Medicare Advantage Plans
If you’re enrolled in a Medicare Advantage plan (Part C) rather than Original Medicare, your plan is required to cover at least everything Original Medicare covers. That includes remote pacemaker monitoring. However, Medicare Advantage plans can structure their cost-sharing differently. Your copay for remote monitoring might not be exactly 20% of the Medicare-approved amount. It could be a flat copay or a different coinsurance percentage, depending on your specific plan.
Some Medicare Advantage plans also require you to use in-network providers for monitoring services. If your cardiologist or the device monitoring center is out of network, you may face higher costs or need prior authorization. Check your plan’s evidence of coverage document if you’re unsure.
What Remote Monitoring Looks Like in Practice
After your pacemaker is implanted, your electrophysiologist’s office will set you up with a small bedside monitor, roughly the size of a clock radio. You place it on your nightstand or a nearby table. While you sleep, the monitor wirelessly communicates with your pacemaker, pulls stored data about your heart rhythm and device battery life, and sends it over the internet or a cellular connection to a secure monitoring center.
A technician at the monitoring center reviews the raw data, flags anything unusual, and forwards the results to your physician. Your doctor then personally analyzes the transmission, looking at battery status, lead function, any detected arrhythmias, and how often your pacemaker is actively pacing your heart. If everything looks normal, you may get a brief notification or hear nothing at all. If something needs attention, your doctor’s office will contact you to adjust settings or schedule an appointment.

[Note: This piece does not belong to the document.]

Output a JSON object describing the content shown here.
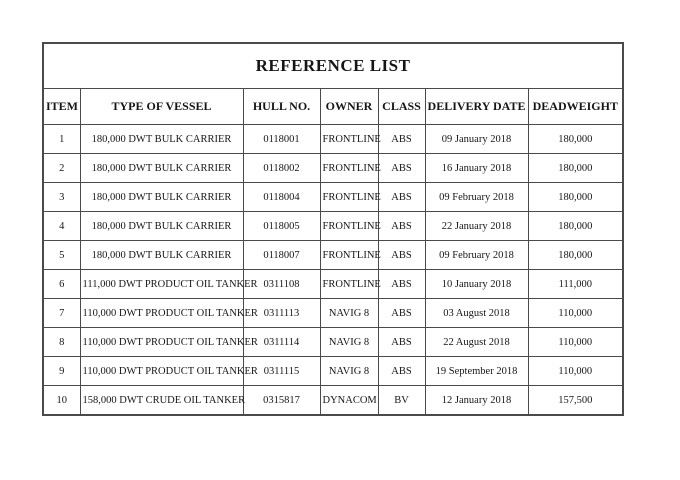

This process replaces many of the in-office visits that pacemaker patients previously needed every few months. Most guidelines now recommend alternating between remote checks and in-person visits, which means fewer trips to the cardiologist while maintaining close surveillance of your device. The remote checks covered by Medicare give your care team a detailed look at your pacemaker’s performance without requiring you to leave home.
Your Out-of-Pocket Costs
Under Original Medicare, you’ll pay 20% of the Medicare-approved amount for remote monitoring after your Part B deductible is met. The total Medicare-approved amount for a 90-day remote monitoring cycle (combining both the technical and professional components) typically runs in the range of $50 to $150, putting your coinsurance at roughly $10 to $30 per quarter. If you have a Medigap supplemental policy, it may cover some or all of that coinsurance depending on your plan type.
You should not be charged separately for the monitoring hardware. If a device company or provider tries to bill you for the bedside monitor itself, ask whether it’s being submitted to Medicare as durable medical equipment. In most cases, the cost of the equipment is bundled into the monitoring service or covered as a separate DME benefit.